Er stand da und setzte gerade zum dritten Gähnen an, als er aus dem Nebenstübchen die Stimme seiner Schwester hörte: »Was bringt dich denn so auf die Palme, zorniger junger Mann?«
»Eine saublöde Zeitungsannonce.«
»Lies sie nicht, wenn sie dich ärgert.«
»Kluges Mädchen. Was aber soll ich sonst tun, da niemand auf der Welt nach meinen erfreulich kräftigen Muskeln brüllt, um sie tätig werden zu lassen?«
»Nicht die Hoffnung verlieren, Kuno. Du bist ungeduldig, es wird sich genau wie für mich auch für dich bald irgendeine Beschäftigung finden.«
»Und indessen soll ich deine wenigen Zwanzigmarkscheine mit auffuttern? Nein, zum Donnerwetter, ich hab' es satt und pfeife auf eine standesgemäße Beschäftigung. Ich will endlich meine Zigaretten selbst verdienen.«
»Heizöl und eine prächtig gefüllte Gasflasche wären eigentlich zur Zeit wichtiger. Willst du es nicht doch morgen noch mal auf der Agentur versuchen? Es muß sich doch für dich ein Job finden, sprachgewandt wie du bist, gebildet und gut erzogen.«
»Lieb Gertraudehen, dies wären kaum Vorteile zu nennen -und wer kümmert sich dann um Castor und Pollux, wenn ich prächtig engagiert in irgendeinem feudalen Nachtclub als >Jrüßaujust< durch die nur mit Kerzenlicht erleuchteten Räume schleiche und die Halbwelt lächelnd begrüße?«
»Nachts wäre ich ja hier, und am Tage können Castor und Pollux doch genau wie andere Dackelhunde es so lange aushalten, bis ich sie ausführe, finde ich.«
»Höh - habt ihr das gehört? Frauchen will euch kaltherzig in diesem Palast stundenlang allein lassen.« Kuno beugte sich zu einer Allwettercouch nieder, auf welcher zwei schwarze Dackel zu Kugeln gerollt lagen und hellwach dem Rededuell zuhörten. Sie ahnten, daß es sich um sie handelte, und setzten die Mienen von armen verlassenen Waisenkindern auf. Wer sollte das Herz haben, sie, die sämtliche Dackelstammbäume in sich vereinten, allein zu lassen? »Gibt es ja gar nicht, daß wir euch vergelten lassen, was herzlose Menschen uns zumuteten. Gertraude, es ist zum -«
»Benimm dich!
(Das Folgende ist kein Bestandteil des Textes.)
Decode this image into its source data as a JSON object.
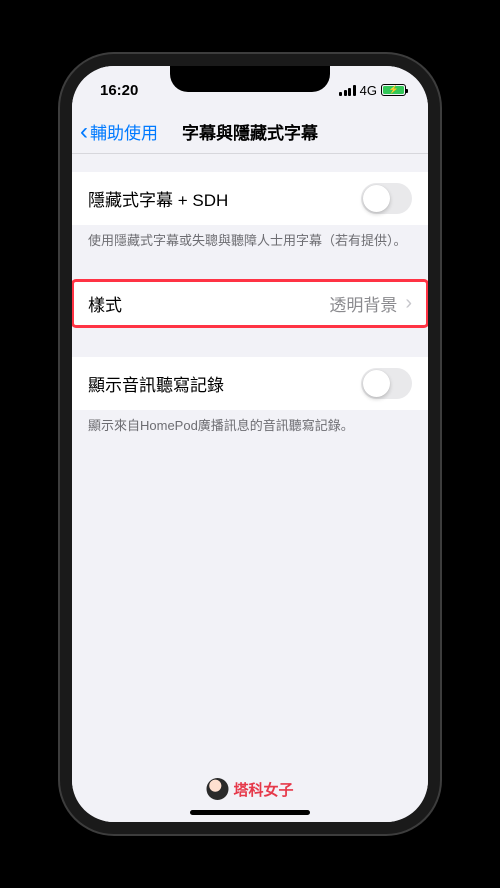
{
  "statusBar": {
    "time": "16:20",
    "network": "4G"
  },
  "nav": {
    "back": "輔助使用",
    "title": "字幕與隱藏式字幕"
  },
  "groups": {
    "sdh": {
      "label": "隱藏式字幕 + SDH",
      "footer": "使用隱藏式字幕或失聰與聽障人士用字幕（若有提供）。"
    },
    "style": {
      "label": "樣式",
      "value": "透明背景"
    },
    "transcript": {
      "label": "顯示音訊聽寫記錄",
      "footer": "顯示來自HomePod廣播訊息的音訊聽寫記錄。"
    }
  },
  "watermark": "塔科女子"
}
Mutter sagte stets, daß Haltung das Wichtigste im Leben ist. Also, Haltung, Baron Kuno - oder ich müßte Sie verachten.« Jetzt war in der Tür eine schlanke Frau erschienen, nicht mehr ganz jung, so Ende Zwanzig, sehr einfach gekleidet, das hellbraune Haar schlicht frisiert. Gertraude von Gleichen hatte schöne kluge Augen, ein feines Gesicht und sehr ausdrucksvolle Hände, die sie eben dem Bruder entgegenhielt. »Na, alter Brummkopf, nun versuch doch, das Unabwendbare mit mehr Gleichmut zu tragen! Wir werden es schon schaffen und uns durch dieses komische Leben schlagen. Nur gesund müssen wir bleiben, sonst könnte es zu einer Tragödie werden.«
Kuno hatte seinen Arm um ihre Schultern gelegt, rieb seine Nase an der zarten Wange der Schwester und knurrte halblaut: »Na, ja, wenn's doch wahr ist, Mädel - ist doch ein untragbarer Zustand für mich ausgewachsenen Mann, keine Arbeit zu haben, kein Geld zu verdienen. In Torhaus Gleichen wußte ich vor Arbeit nicht, wo mir der Kopf stand, und hier lümmele ich mich herum und lese solche blöden Annoncen, nur damit die Zeit vergeht. Hör dir das an, das klingt doch wie die Anpreisung zu einem Frauenroman, der bei >feinen Leuten< spielt: Kammerdiener gesucht!« Zornig knitterte er die Zeitung zusammen und warf sie auf den Boden.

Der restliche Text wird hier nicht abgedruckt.